Tomorrow.io supplements those traditional orbital planes with inclined orbits that shift over time, helping distribute observations more evenly throughout the day.

The result is approximately hourly average global revisit rates, with even more frequent coverage at some latitudes.

Joe emphasized that TMS was never designed to replace government-operated weather satellites. Instead, the constellation was built to complement backbone systems such as:

• NOAA’s ATMS instruments
• EUMETSAT’s MetOp series
• NASA research missions
• JAXA microwave instruments

When combined with these systems, TMS helps fill major temporal gaps in the global observing network.

Validating Instrument Performance

Coverage alone is not enough — data quality is critical.

Joe explained that the mission science team performs extensive calibration and validation efforts to ensure TMS observations meet operational standards.

One key metric is Noise Equivalent Delta Temperature (NEDT), which measures instrument noise and pixel-to-pixel variability.

To validate observations, Tomorrow.io compares TMS measurements against:

• ERA5 atmospheric reanalysis
• NOAA’s Advanced Technology Microwave Sounder (ATMS)
• NASA’s GPM Microwave Imager (GMI)
• Radio occultation temperature profiles

One important finding from these studies is that TMS observations often agree more closely with other satellite instruments than with atmospheric reanalysis systems, suggesting that TMS is capturing atmospheric information not fully represented in current models.

Joe also highlighted independent evaluations conducted by external researchers, including comparisons performed by Professor Mitch Goldberg at the City College of New York.

Those studies found that while larger instruments like ATMS still outperform TMS in some areas due to lower instrument noise and additional channels, TMS compares favorably with newer-generation microwave sounder systems currently under development.

Delivering Operational Data Products

Joe then shifted into the constellation’s operational data products.

Tomorrow.io generates a full suite of Level 1 and Level 2 products through automated cloud-native processing pipelines powered by Argo Workflows and Kubernetes infrastructure.

Data products are typically delivered within approximately 10 minutes of receiving raw satellite downlinks.

Available products include:

• Native brightness temperature observations
• Resampled geolocated products
• Intercalibrated brightness temperatures
• Limb-adjusted imagery
• Temperature and humidity retrievals
• Cloud and precipitation parameters
• Storm-top height estimates

The company also produces Level 3 gridded Zarr datasets optimized for cloud-native workflows and large-scale analytics.

According to Joe, these products support a wide range of applications, including:

• Numerical weather prediction
• Data assimilation
• Machine learning workflows
• Convective storm monitoring
• Short-term atmospheric change detection

One particularly important capability enabled by the constellation is rapid time-difference analysis between observations, allowing scientists to monitor convective growth and decay at timescales that were previously difficult with traditional microwave systems.

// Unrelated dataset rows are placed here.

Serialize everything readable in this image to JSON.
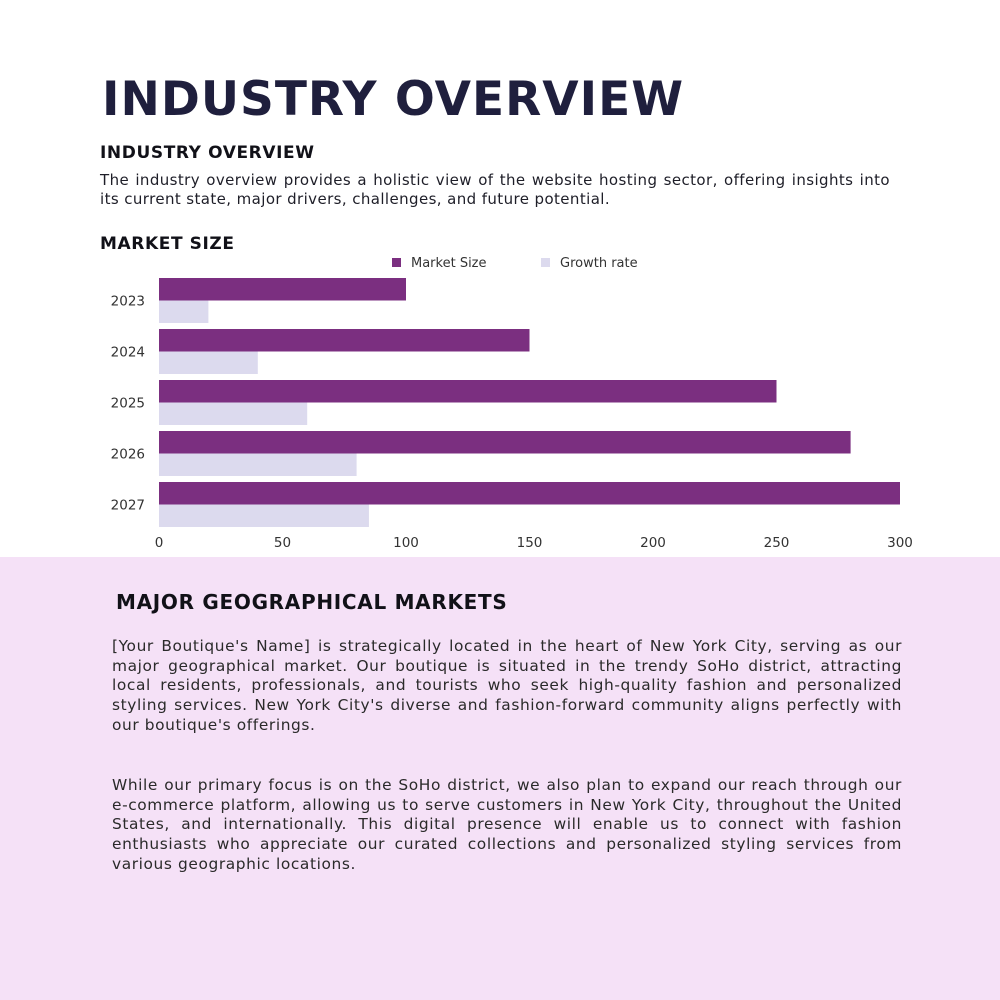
{
  "page": {
    "title": "INDUSTRY OVERVIEW"
  },
  "overview": {
    "heading": "INDUSTRY OVERVIEW",
    "text": "The industry overview provides a holistic view of the website hosting sector, offering insights into its current state, major drivers, challenges, and future potential."
  },
  "market_size": {
    "heading": "MARKET SIZE"
  },
  "chart_data": {
    "type": "bar",
    "orientation": "horizontal",
    "categories": [
      "2023",
      "2024",
      "2025",
      "2026",
      "2027"
    ],
    "series": [
      {
        "name": "Market Size",
        "values": [
          100,
          150,
          250,
          280,
          300
        ],
        "color": "#7b2f80"
      },
      {
        "name": "Growth rate",
        "values": [
          20,
          40,
          60,
          80,
          85
        ],
        "color": "#dcdaee"
      }
    ],
    "xlim": [
      0,
      300
    ],
    "xticks": [
      "0",
      "50",
      "100",
      "150",
      "200",
      "250",
      "300"
    ],
    "legend_position": "top",
    "grid": false
  },
  "geo": {
    "heading": "MAJOR GEOGRAPHICAL MARKETS",
    "paragraph1": "[Your Boutique's Name] is strategically located in the heart of New York City, serving as our major geographical market. Our boutique is situated in the trendy SoHo district, attracting local residents, professionals, and tourists who seek high-quality fashion and personalized styling services. New York City's diverse and fashion-forward community aligns perfectly with our boutique's offerings.",
    "paragraph2": "While our primary focus is on the SoHo district, we also plan to expand our reach through our e-commerce platform, allowing us to serve customers in New York City, throughout the United States, and internationally. This digital presence will enable us to connect with fashion enthusiasts who appreciate our curated collections and personalized styling services from various geographic locations."
  },
  "colors": {
    "title": "#1f1f3d",
    "market_size_bar": "#7b2f80",
    "growth_rate_bar": "#dcdaee",
    "geo_background": "#f5e1f7"
  }
}
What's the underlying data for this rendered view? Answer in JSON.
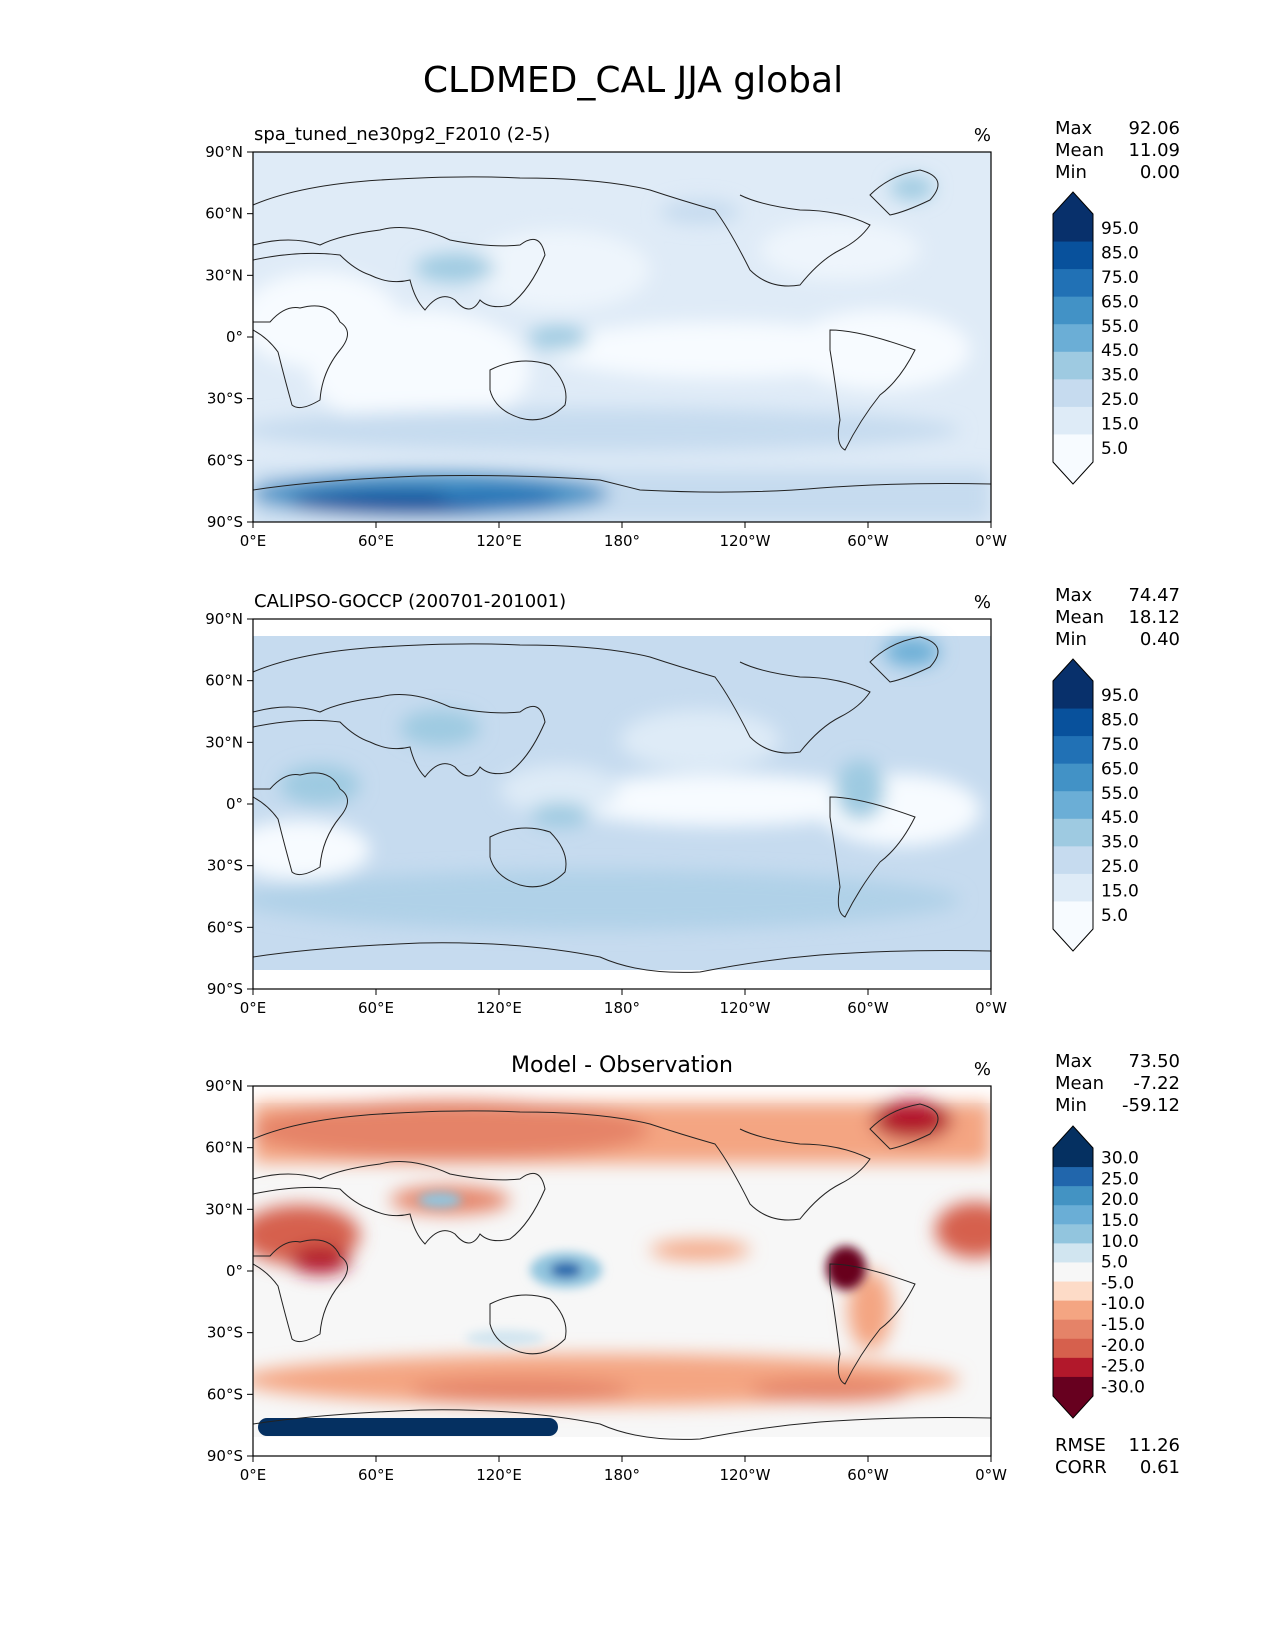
{
  "figure": {
    "title": "CLDMED_CAL JJA global"
  },
  "chart_data": [
    {
      "type": "heatmap",
      "panel": "model",
      "title": "spa_tuned_ne30pg2_F2010 (2-5)",
      "units": "%",
      "stats": {
        "max_label": "Max",
        "max": "92.06",
        "mean_label": "Mean",
        "mean": "11.09",
        "min_label": "Min",
        "min": "0.00"
      },
      "colorbar": {
        "levels": [
          0,
          5,
          10,
          15,
          20,
          25,
          30,
          35,
          40,
          45,
          50,
          55,
          60,
          65,
          70,
          75,
          80,
          85,
          90,
          95,
          100
        ],
        "tick_labels": [
          "95.0",
          "85.0",
          "75.0",
          "65.0",
          "55.0",
          "45.0",
          "35.0",
          "25.0",
          "15.0",
          "5.0"
        ],
        "colors": [
          "#f7fbff",
          "#deebf7",
          "#c6dbef",
          "#9ecae1",
          "#6baed6",
          "#4292c6",
          "#2171b5",
          "#08519c",
          "#08306b"
        ],
        "extend": "both"
      },
      "xlim": [
        0,
        360
      ],
      "ylim": [
        -90,
        90
      ]
    },
    {
      "type": "heatmap",
      "panel": "observation",
      "title": "CALIPSO-GOCCP (200701-201001)",
      "units": "%",
      "stats": {
        "max_label": "Max",
        "max": "74.47",
        "mean_label": "Mean",
        "mean": "18.12",
        "min_label": "Min",
        "min": "0.40"
      },
      "colorbar": {
        "tick_labels": [
          "95.0",
          "85.0",
          "75.0",
          "65.0",
          "55.0",
          "45.0",
          "35.0",
          "25.0",
          "15.0",
          "5.0"
        ],
        "colors": [
          "#f7fbff",
          "#deebf7",
          "#c6dbef",
          "#9ecae1",
          "#6baed6",
          "#4292c6",
          "#2171b5",
          "#08519c",
          "#08306b"
        ],
        "extend": "both"
      },
      "xlim": [
        0,
        360
      ],
      "ylim": [
        -90,
        90
      ]
    },
    {
      "type": "heatmap",
      "panel": "difference",
      "title": "Model - Observation",
      "units": "%",
      "stats": {
        "max_label": "Max",
        "max": "73.50",
        "mean_label": "Mean",
        "mean": "-7.22",
        "min_label": "Min",
        "min": "-59.12"
      },
      "metrics": {
        "rmse_label": "RMSE",
        "rmse": "11.26",
        "corr_label": "CORR",
        "corr": "0.61"
      },
      "colorbar": {
        "levels": [
          -35,
          -30,
          -25,
          -20,
          -15,
          -10,
          -5,
          5,
          10,
          15,
          20,
          25,
          30,
          35
        ],
        "tick_labels": [
          "30.0",
          "25.0",
          "20.0",
          "15.0",
          "10.0",
          "5.0",
          "-5.0",
          "-10.0",
          "-15.0",
          "-20.0",
          "-25.0",
          "-30.0"
        ],
        "colors": [
          "#67001f",
          "#b2182b",
          "#d6604d",
          "#e58368",
          "#f4a582",
          "#fddbc7",
          "#f7f7f7",
          "#d1e5f0",
          "#92c5de",
          "#6aaed6",
          "#4393c3",
          "#2166ac",
          "#053061"
        ],
        "extend": "both"
      },
      "xlim": [
        0,
        360
      ],
      "ylim": [
        -90,
        90
      ]
    }
  ],
  "axes": {
    "x_ticks": [
      "0°E",
      "60°E",
      "120°E",
      "180°",
      "120°W",
      "60°W",
      "0°W"
    ],
    "y_ticks": [
      "90°N",
      "60°N",
      "30°N",
      "0°",
      "30°S",
      "60°S",
      "90°S"
    ]
  }
}
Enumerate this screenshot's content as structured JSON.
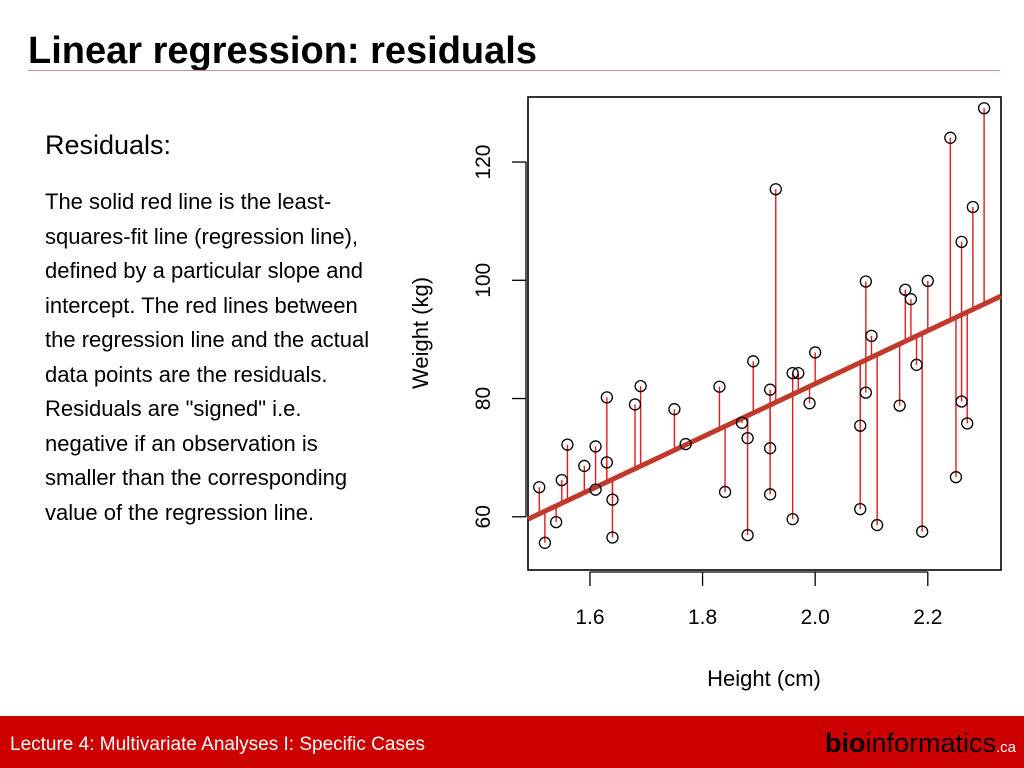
{
  "slide": {
    "title": "Linear regression: residuals",
    "subheading": "Residuals:",
    "body": "The solid red line is the least-squares-fit line (regression line), defined by a particular slope and intercept. The red lines between the regression line and the actual data points are the residuals. Residuals are \"signed\" i.e. negative if an observation is smaller than the corresponding value of the regression line."
  },
  "footer": {
    "lecture": "Lecture 4: Multivariate Analyses I: Specific Cases",
    "brand_bold": "bio",
    "brand_rest": "informatics",
    "brand_suffix": ".ca"
  },
  "colors": {
    "accent": "#cc0000",
    "regression_line": "#c0392b",
    "residual": "#e41a1c"
  },
  "chart_data": {
    "type": "scatter",
    "title": "",
    "xlabel": "Height (cm)",
    "ylabel": "Weight (kg)",
    "xlim": [
      1.49,
      2.33
    ],
    "ylim": [
      51,
      131
    ],
    "xticks": [
      1.6,
      1.8,
      2.0,
      2.2
    ],
    "yticks": [
      60,
      80,
      100,
      120
    ],
    "xtick_labels": [
      "1.6",
      "1.8",
      "2.0",
      "2.2"
    ],
    "ytick_labels": [
      "60",
      "80",
      "100",
      "120"
    ],
    "grid": false,
    "regression": {
      "slope": 44.9,
      "intercept": -7.3
    },
    "points": [
      [
        1.51,
        65.0
      ],
      [
        1.52,
        55.6
      ],
      [
        1.54,
        59.1
      ],
      [
        1.55,
        66.2
      ],
      [
        1.56,
        72.2
      ],
      [
        1.59,
        68.6
      ],
      [
        1.61,
        71.9
      ],
      [
        1.61,
        64.6
      ],
      [
        1.63,
        80.2
      ],
      [
        1.63,
        69.2
      ],
      [
        1.64,
        62.9
      ],
      [
        1.64,
        56.5
      ],
      [
        1.68,
        79.0
      ],
      [
        1.69,
        82.1
      ],
      [
        1.75,
        78.2
      ],
      [
        1.77,
        72.3
      ],
      [
        1.83,
        82.0
      ],
      [
        1.84,
        64.2
      ],
      [
        1.87,
        75.9
      ],
      [
        1.88,
        73.3
      ],
      [
        1.88,
        56.9
      ],
      [
        1.89,
        86.3
      ],
      [
        1.92,
        81.5
      ],
      [
        1.92,
        71.6
      ],
      [
        1.92,
        63.8
      ],
      [
        1.93,
        115.4
      ],
      [
        1.96,
        84.3
      ],
      [
        1.96,
        59.6
      ],
      [
        1.97,
        84.3
      ],
      [
        1.99,
        79.2
      ],
      [
        2.0,
        87.8
      ],
      [
        2.08,
        75.4
      ],
      [
        2.08,
        61.3
      ],
      [
        2.09,
        99.8
      ],
      [
        2.09,
        81.0
      ],
      [
        2.1,
        90.6
      ],
      [
        2.11,
        58.6
      ],
      [
        2.15,
        78.8
      ],
      [
        2.16,
        98.4
      ],
      [
        2.17,
        96.8
      ],
      [
        2.18,
        85.7
      ],
      [
        2.19,
        57.5
      ],
      [
        2.2,
        99.9
      ],
      [
        2.24,
        124.1
      ],
      [
        2.25,
        66.7
      ],
      [
        2.26,
        106.5
      ],
      [
        2.26,
        79.5
      ],
      [
        2.27,
        75.8
      ],
      [
        2.28,
        112.4
      ],
      [
        2.3,
        129.1
      ]
    ]
  }
}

Expanding the Global Observing System

Joe’s presentation illustrated how Tomorrow.io’s Microwave Sounder Constellation is helping expand both the scale and frequency of global atmospheric observations.

By combining rapid-refresh coverage, cloud-penetrating microwave sensing, and operational-grade data products, the constellation is contributing a new layer of weather intelligence to the broader forecasting ecosystem.

As forecasting systems continue evolving toward higher-frequency, data-driven prediction models, rapid-refresh microwave constellations like TMS are positioned to become an increasingly important part of the future global observing system.